Separate from technical performance, these issues are a key constraint on commercialization and a subject of social debate.

Strengths

Accessibility: You can quickly create music, sound effects, and audio with text alone.
Modularity: The codec, generation backbone, and vocoder are separated, making it easy to replace and improve components.
Improved controllability: Melody, chord, and reference audio conditions have made musical control possible.
Efficiency: Thanks to the discrete tokenization of neural codecs, even long audio has become easier to handle.
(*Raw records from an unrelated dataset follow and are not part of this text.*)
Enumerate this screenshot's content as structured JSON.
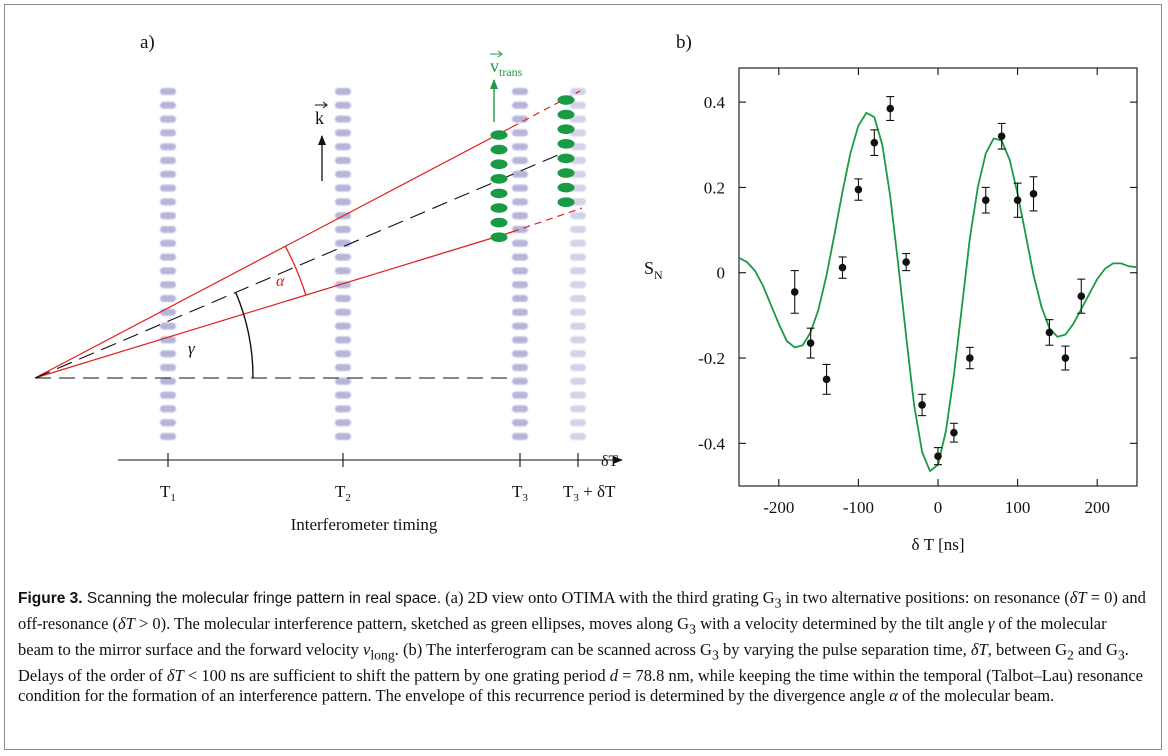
{
  "panel_a": {
    "label": "a)",
    "timing_labels": [
      {
        "main": "T",
        "sub": "1"
      },
      {
        "main": "T",
        "sub": "2"
      },
      {
        "main": "T",
        "sub": "3"
      },
      {
        "main": "T",
        "sub": "3",
        "suffix": " + δT"
      }
    ],
    "axis_arrow_label": "δT",
    "xlabel": "Interferometer timing",
    "k_label": "k",
    "v_label": "v",
    "v_sub": "trans",
    "alpha_label": "α",
    "gamma_label": "γ",
    "colors": {
      "grating": "#9c9ccc",
      "beam": "#e02020",
      "molecule": "#1a9a45",
      "axis": "#111111"
    }
  },
  "panel_b": {
    "label": "b)"
  },
  "chart_data": {
    "type": "scatter",
    "xlabel": "δ T [ns]",
    "ylabel": "S",
    "ylabel_sub": "N",
    "xlim": [
      -250,
      250
    ],
    "ylim": [
      -0.5,
      0.48
    ],
    "xticks": [
      -200,
      -100,
      0,
      100,
      200
    ],
    "yticks": [
      0.4,
      0.2,
      0,
      -0.2,
      -0.4
    ],
    "ytick_labels": [
      "0.4",
      "0.2",
      "0",
      "-0.2",
      "-0.4"
    ],
    "grid": false,
    "series": [
      {
        "kind": "points-with-error-bars",
        "color": "#111111",
        "x": [
          -180,
          -160,
          -140,
          -120,
          -100,
          -80,
          -60,
          -40,
          -20,
          0,
          20,
          40,
          60,
          80,
          100,
          120,
          140,
          160,
          180
        ],
        "y": [
          -0.045,
          -0.165,
          -0.25,
          0.012,
          0.195,
          0.305,
          0.385,
          0.025,
          -0.31,
          -0.43,
          -0.375,
          -0.2,
          0.17,
          0.32,
          0.17,
          0.185,
          -0.14,
          -0.2,
          -0.055
        ],
        "err": [
          0.05,
          0.035,
          0.035,
          0.025,
          0.025,
          0.03,
          0.028,
          0.02,
          0.025,
          0.02,
          0.022,
          0.025,
          0.03,
          0.03,
          0.04,
          0.04,
          0.03,
          0.028,
          0.04
        ]
      },
      {
        "kind": "fit-curve",
        "color": "#1a9a45",
        "x": [
          -250,
          -240,
          -230,
          -220,
          -210,
          -200,
          -190,
          -180,
          -170,
          -160,
          -150,
          -140,
          -130,
          -120,
          -110,
          -100,
          -90,
          -80,
          -70,
          -60,
          -50,
          -40,
          -30,
          -20,
          -10,
          0,
          10,
          20,
          30,
          40,
          50,
          60,
          70,
          80,
          90,
          100,
          110,
          120,
          130,
          140,
          150,
          160,
          170,
          180,
          190,
          200,
          210,
          220,
          230,
          240,
          250
        ],
        "y": [
          0.035,
          0.025,
          0.005,
          -0.03,
          -0.075,
          -0.12,
          -0.16,
          -0.175,
          -0.17,
          -0.14,
          -0.085,
          -0.005,
          0.09,
          0.19,
          0.28,
          0.345,
          0.375,
          0.365,
          0.3,
          0.18,
          0.02,
          -0.15,
          -0.31,
          -0.42,
          -0.465,
          -0.45,
          -0.37,
          -0.24,
          -0.08,
          0.08,
          0.2,
          0.28,
          0.315,
          0.31,
          0.265,
          0.185,
          0.09,
          -0.005,
          -0.08,
          -0.13,
          -0.15,
          -0.145,
          -0.12,
          -0.085,
          -0.05,
          -0.015,
          0.01,
          0.022,
          0.022,
          0.015,
          0.013
        ]
      }
    ]
  },
  "caption": {
    "label": "Figure 3.",
    "title": " Scanning the molecular fringe pattern in real space.",
    "text_1": " (a) 2D view onto OTIMA with the third grating G",
    "s1": "3",
    "text_2": " in two alternative positions: on resonance (",
    "m1": "δT",
    "text_3": " = 0) and off-resonance (",
    "m2": "δT",
    "text_4": " > 0). The molecular interference pattern, sketched as green ellipses, moves along G",
    "s2": "3",
    "text_5": " with a velocity determined by the tilt angle ",
    "m3": "γ",
    "text_6": " of the molecular beam to the mirror surface and the forward velocity ",
    "m4": "v",
    "s3": "long",
    "text_7": ". (b) The interferogram can be scanned across G",
    "s4": "3",
    "text_8": " by varying the pulse separation time, ",
    "m5": "δT",
    "text_9": ", between G",
    "s5": "2",
    "text_10": " and G",
    "s6": "3",
    "text_11": ". Delays of the order of ",
    "m6": "δT",
    "text_12": " < 100 ns are sufficient to shift the pattern by one grating period ",
    "m7": "d",
    "text_13": " = 78.8 nm, while keeping the time within the temporal (Talbot–Lau) resonance condition for the formation of an interference pattern. The envelope of this recurrence period is determined by the divergence angle ",
    "m8": "α",
    "text_14": " of the molecular beam."
  }
}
Limitations and Open Problems

Long-term structure: A coherent composition of the whole piece (intro-development-chorus, etc.) is still difficult.
Fine quality: The human ear is sensitive to minute distortion, so artifacts are easily revealed.
Absence of evaluation standards: There is a lack of reliable metrics to quantify musical appeal.
Copyright/ethics: The data, imitation, and transparency issues discussed earlier remain large.
Control precision: Control that precisely specifies a particular instrument, beat, or emotion is still developing.

Practical Implications

It is powerful for fast prototyping, but a copyright and license review is essential for commercial use.
If precise control is needed, it is better to also provide structural conditions such as melody and chords.
Autoregression and diffusion have situation-dependent trade-offs, so it is safer to compare them directly for the target use case.

Conclusion

The common foundation of SOTA music and audio generation can be summarized as "neural codec tokenization + autoregressive or diffusion generation + text/melody conditioning." EnCodec/SoundStream laid the bridge of representation, AudioLM/MusicGen opened language-model-style generation, and the diffusion family offered a parallel alternative. The rankings and details of commercial services change quickly, but understanding these principles lets you rapidly grasp the structure of new models.